Adverse reactions of vaccines in children

Vaccines, like any other medicine, can cause adverse reactions. These reactions will almost always be mild, rarely moderate and, exceptionally, serious. Technological development and the quality of clinical trials allow the development of effective and safe vaccines . However, and again, as with any

Vaccines, like any other medicine, can cause adverse reactions. These reactions will almost always be mild, rarely moderate and, exceptionally, serious.

Technological development and the quality of clinical trials allow the development of effective and safe vaccines. However, and again, as with any other drug, only monitoring after commercialization will allow to know the real rate of adverse reactions (this monitoring is known as pharmacovigilance). Before vaccines reach pharmacies, they have undergone numerous and strict clinical trials and have proven their safety and efficacy in hundreds of thousands of children.

Reactions in children after vaccination

Adverse reactions after vaccination can be classified as follows:

1. Reactions induced by vaccination:

1a) Local reactions.

- Common: occur in 5-15% of children after vaccination. They are characterized by pain, swelling and redness at the puncture site. They are the most frequent, occurring during the first 48 hours after vaccination, and may vary in intensity individually. Cede spontaneously in 1-2 days. It can occur in up to 50% of children after administration of the DTP vaccine (diphtheria, tetanus and whooping cough).

- Rare: 1-10 cases per million doses administered. Those described are: abscess at the puncture site, local inflammatory reaction that lasts more than 3 days or local hypersensitivity reactions. None of these rare local reactions leave permanent sequelae, except for possible keloid (bulging) scars.

1b) Systemic reactions.

- Common: appear in less than 10% of vaccinated children: fever, transient irritability, muscle pain, malaise, headache, vomiting or diarrhea. All of them resolve spontaneously and without sequelae. The appearance of skin spots or urticaria is more frequent after the triple viral (measles, rubella and mumps) or chicken pox, equally mild and spontaneous resolution. Rarely, arthralgias can appear, especially due to the rubella component of the triple virus, which are resolved several weeks after vaccination.

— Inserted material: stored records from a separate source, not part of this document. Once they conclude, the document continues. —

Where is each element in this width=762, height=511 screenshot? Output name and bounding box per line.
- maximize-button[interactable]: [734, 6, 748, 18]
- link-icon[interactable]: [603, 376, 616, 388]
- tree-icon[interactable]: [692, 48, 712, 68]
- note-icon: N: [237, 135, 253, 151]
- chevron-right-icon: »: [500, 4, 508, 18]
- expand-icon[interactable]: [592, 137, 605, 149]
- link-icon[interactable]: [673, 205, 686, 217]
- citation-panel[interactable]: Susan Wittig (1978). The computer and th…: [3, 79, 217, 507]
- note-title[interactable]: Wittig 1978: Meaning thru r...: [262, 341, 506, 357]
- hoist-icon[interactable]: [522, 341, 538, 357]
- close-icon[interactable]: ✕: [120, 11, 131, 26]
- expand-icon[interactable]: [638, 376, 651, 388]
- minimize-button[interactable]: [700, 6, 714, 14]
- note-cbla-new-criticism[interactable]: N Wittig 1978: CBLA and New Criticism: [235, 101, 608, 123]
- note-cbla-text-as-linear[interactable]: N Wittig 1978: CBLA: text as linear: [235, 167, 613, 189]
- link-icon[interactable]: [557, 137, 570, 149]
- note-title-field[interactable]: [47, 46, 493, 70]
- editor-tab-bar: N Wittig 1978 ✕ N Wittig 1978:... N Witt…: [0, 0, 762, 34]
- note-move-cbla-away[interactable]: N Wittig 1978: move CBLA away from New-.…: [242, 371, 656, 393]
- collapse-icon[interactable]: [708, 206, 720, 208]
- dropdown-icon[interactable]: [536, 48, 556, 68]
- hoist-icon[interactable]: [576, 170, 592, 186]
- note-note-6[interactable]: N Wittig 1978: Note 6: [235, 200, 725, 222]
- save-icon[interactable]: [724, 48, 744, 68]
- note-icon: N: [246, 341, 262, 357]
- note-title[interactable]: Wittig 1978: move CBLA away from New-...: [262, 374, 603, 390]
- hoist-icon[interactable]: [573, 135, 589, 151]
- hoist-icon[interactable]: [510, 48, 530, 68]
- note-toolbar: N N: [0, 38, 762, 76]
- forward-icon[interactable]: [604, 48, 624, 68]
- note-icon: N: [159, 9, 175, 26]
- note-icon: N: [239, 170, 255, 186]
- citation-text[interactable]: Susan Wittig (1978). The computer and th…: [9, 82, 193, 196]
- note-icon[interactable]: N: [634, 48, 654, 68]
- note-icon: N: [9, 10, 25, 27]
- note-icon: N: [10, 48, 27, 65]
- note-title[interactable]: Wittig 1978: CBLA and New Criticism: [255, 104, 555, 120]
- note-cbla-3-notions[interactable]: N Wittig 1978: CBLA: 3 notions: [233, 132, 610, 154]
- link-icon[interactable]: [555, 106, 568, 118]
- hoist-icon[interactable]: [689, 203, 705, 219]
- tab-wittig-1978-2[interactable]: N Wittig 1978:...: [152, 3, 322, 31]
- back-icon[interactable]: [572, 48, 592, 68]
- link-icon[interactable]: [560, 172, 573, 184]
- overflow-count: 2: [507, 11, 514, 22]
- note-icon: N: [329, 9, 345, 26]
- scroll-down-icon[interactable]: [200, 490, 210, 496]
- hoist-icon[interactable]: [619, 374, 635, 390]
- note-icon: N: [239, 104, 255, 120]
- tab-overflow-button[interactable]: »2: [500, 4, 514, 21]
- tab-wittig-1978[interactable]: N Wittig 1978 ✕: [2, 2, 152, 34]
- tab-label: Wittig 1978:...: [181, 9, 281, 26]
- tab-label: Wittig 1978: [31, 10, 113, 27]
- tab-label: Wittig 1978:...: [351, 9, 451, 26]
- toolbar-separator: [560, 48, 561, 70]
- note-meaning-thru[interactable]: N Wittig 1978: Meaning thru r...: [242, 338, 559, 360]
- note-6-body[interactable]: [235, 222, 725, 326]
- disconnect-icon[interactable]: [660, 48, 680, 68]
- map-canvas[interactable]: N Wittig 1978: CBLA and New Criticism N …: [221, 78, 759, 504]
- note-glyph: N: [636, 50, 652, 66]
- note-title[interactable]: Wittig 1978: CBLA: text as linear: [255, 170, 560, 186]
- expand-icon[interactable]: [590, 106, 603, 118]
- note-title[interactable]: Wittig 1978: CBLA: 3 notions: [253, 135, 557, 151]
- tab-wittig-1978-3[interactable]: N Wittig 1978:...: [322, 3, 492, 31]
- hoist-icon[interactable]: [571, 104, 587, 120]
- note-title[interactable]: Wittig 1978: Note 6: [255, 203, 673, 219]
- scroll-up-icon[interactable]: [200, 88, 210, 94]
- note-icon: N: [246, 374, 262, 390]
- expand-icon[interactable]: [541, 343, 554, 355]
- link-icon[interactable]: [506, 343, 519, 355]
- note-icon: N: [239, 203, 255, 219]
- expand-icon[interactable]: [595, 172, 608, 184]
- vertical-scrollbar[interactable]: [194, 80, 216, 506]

- Rare. Less than one case per million doses administered. These include anaphylaxis, a type of severe allergic reaction that can compromise the child's life, and which can appear after taking any medication or food. It is not possible to foresee this type of immediate reaction after vaccination, but it does have treatment and is effective. Therefore, vaccines are administered in health centers, and it is recommended that children remain in the center for a few minutes after being vaccinated. Other exceptional complications would be episodes of hypotonia-hyporesponsiveness and inconsolable persistent crying, in both cases also of spontaneous resolution and without sequelae. There are some exceptional but serious neurological adverse reactions, which have been temporally related to the administration of the vaccines, although a causal link has not been established. These include: acute flaccid paralysis (related to the poliomyelitis vaccine), Guillain Barré syndrome, facial paralysis, aseptic meningitis, brachial neuritis, encephalopathies and seizures.

2. Reactions due to program errors:

Are reactions due to any error in the conservation, storage, transport, handling or administration of vaccines. For example: non-sterile injections, reconstitution errors, injections in the wrong places, inadequate transport or storage or ignoring contraindications.

3. Matching reactions:

Occur when the cause of the adverse reaction coincides with the act of vaccination. That is, it could have happened even if the patient had not been vaccinated. The best evidence to conclude that an adverse event is coincident, is that it has been diagnosed in people who have not been vaccinated.

4. Idiosyncratic reactions or of unknown cause:

They are reactions that appear in a patient after vaccination, whose cause does not correspond to any of those mentioned above and, therefore, the cause that produces them is unknown.

Why vaccinate children

Vaccines present, all, a favorable benefit / risk ratio. A possible reading by parents is that if, for example, in Spain there has been a case of diphtheria in the last 30 years, anaphylaxis seems an unacceptable risk, since a case in a million seems greater than a case in 30 years. This approach, which is very logical, would be valid if 100% of the population was vaccinated and the borders were closed.

The objective is universal vaccination, but borders make less sense every day, and obviously can not be closed. We live in a globalized world, and at any time, anywhere, whoever sits next to us on the bus, in the restaurant or at the cinema, may not be vaccinated, either by his own decision or because he has not had the luck to be able to receive vaccines, and be a transmitter of immuno-preventable diseases.

The decision to vaccinate is free. The risk that we want to assume is also. Do not vaccinate our children for fear of possible side effects is a valid approach, but we must know the risks of not vaccinating and take them, not take our hands to the head when certain diseases occur. The so-called 'anti-vaccines' philosophy is an exclusive problem of the first world. In developing countries nobody can understand that some parents do not want to vaccinate their children.